As unidades incluídas no certame integram a infraestrutura fluvial da Região Norte, onde o transporte hidroviário exerce papel central na circulação de mercadorias, no abastecimento de comunidades ribeirinhas e na conexão logística entre áreas de difícil acesso. A contratação envolve serviços contínuos considerados sensíveis, com impacto direto sobre cadeias de suprimento, mobilidade econômica regional e prestação de serviços públicos em localidades dependentes da navegação interior.
No caso analisado, o consórcio impetrante foi inabilitado apesar de ter apresentado a proposta mais vantajosa, sob o fundamento de que o engenheiro coordenador indicado não atenderia a uma suposta exigência de experiência mínima de dez anos.

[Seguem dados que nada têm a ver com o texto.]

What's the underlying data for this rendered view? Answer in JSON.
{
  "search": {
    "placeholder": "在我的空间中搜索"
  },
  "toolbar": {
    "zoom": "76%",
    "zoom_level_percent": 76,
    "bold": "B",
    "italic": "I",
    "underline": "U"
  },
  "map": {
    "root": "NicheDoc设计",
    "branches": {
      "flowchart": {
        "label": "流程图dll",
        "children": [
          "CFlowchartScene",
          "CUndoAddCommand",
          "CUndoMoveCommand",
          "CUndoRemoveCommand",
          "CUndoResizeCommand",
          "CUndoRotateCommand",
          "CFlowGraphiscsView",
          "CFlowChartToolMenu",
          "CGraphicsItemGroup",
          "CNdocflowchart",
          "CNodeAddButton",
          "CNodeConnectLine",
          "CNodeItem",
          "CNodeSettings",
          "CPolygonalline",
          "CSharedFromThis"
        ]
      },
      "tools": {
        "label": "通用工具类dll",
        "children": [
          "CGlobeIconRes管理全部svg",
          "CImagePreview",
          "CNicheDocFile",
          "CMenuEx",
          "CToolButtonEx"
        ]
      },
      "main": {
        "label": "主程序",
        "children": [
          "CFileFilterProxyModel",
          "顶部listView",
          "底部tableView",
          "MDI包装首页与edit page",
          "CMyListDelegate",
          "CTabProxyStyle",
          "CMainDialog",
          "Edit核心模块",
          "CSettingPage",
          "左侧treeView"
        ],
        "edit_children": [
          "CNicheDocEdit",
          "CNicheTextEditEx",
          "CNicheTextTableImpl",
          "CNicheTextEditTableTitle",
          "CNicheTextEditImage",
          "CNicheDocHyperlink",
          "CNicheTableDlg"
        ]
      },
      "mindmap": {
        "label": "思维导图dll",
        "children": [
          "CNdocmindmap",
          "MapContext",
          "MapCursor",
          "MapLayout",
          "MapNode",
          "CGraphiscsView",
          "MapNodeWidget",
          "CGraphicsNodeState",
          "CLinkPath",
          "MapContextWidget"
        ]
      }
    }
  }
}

Para o MPF, a exigência não consta de forma clara, objetiva e literal no instrumento convocatório, tendo sido extraída por interpretação posterior da Administração.
Segundo o parecer, o edital limitou-se a exigir a indicação de profissional com experiência em serviços semelhantes ao objeto licitado, sem estabelecer qualquer lapso temporal mínimo como requisito de habilitação. Ainda assim, a comissão do pregão teria recorrido à Resolução nº 11/2020 do DNIT e a códigos do Sistema de Custos Referenciais de Obras (SICRO) — instrumentos voltados à formação de preços — para justificar a criação indireta da exigência.
Para o Ministério Público, a utilização de normas administrativas com finalidade orçamentária não supre a ausência de previsão expressa no edital, nem autoriza a imposição de requisitos habilitatórios implícitos. O órgão ressaltou que a discricionariedade administrativa se encerra com a publicação do instrumento convocatório, ficando a Administração vinculada às regras que ela própria estabeleceu.
O parecer aponta violação aos princípios da vinculação ao edital e da transparência, ao destacar que o licitante deve ser capaz de identificar, pela simples leitura do edital, todas as exigências necessárias à sua habilitação, sem necessidade de interpretações técnicas externas ou remissões normativas indiretas. O entendimento foi fundamentado no art. 5º e no art. 67, §5º, da Lei nº 14.133/2021, além de precedentes do Tribunal de Contas da União.
Com base nesses fundamentos, o MPF opinou pela concessão da segurança para afastar a exigência considerada indevida e reconhecer a habilitação do consórcio no pregão eletrônico, assegurando a observância estrita das regras editalícias.
O órgão também informou que encaminhará cópia dos autos à Procuradoria da República no Amazonas para apuração de eventual prática de ato de improbidade administrativa ou de ilícitos relacionados à condução do procedimento licitatório.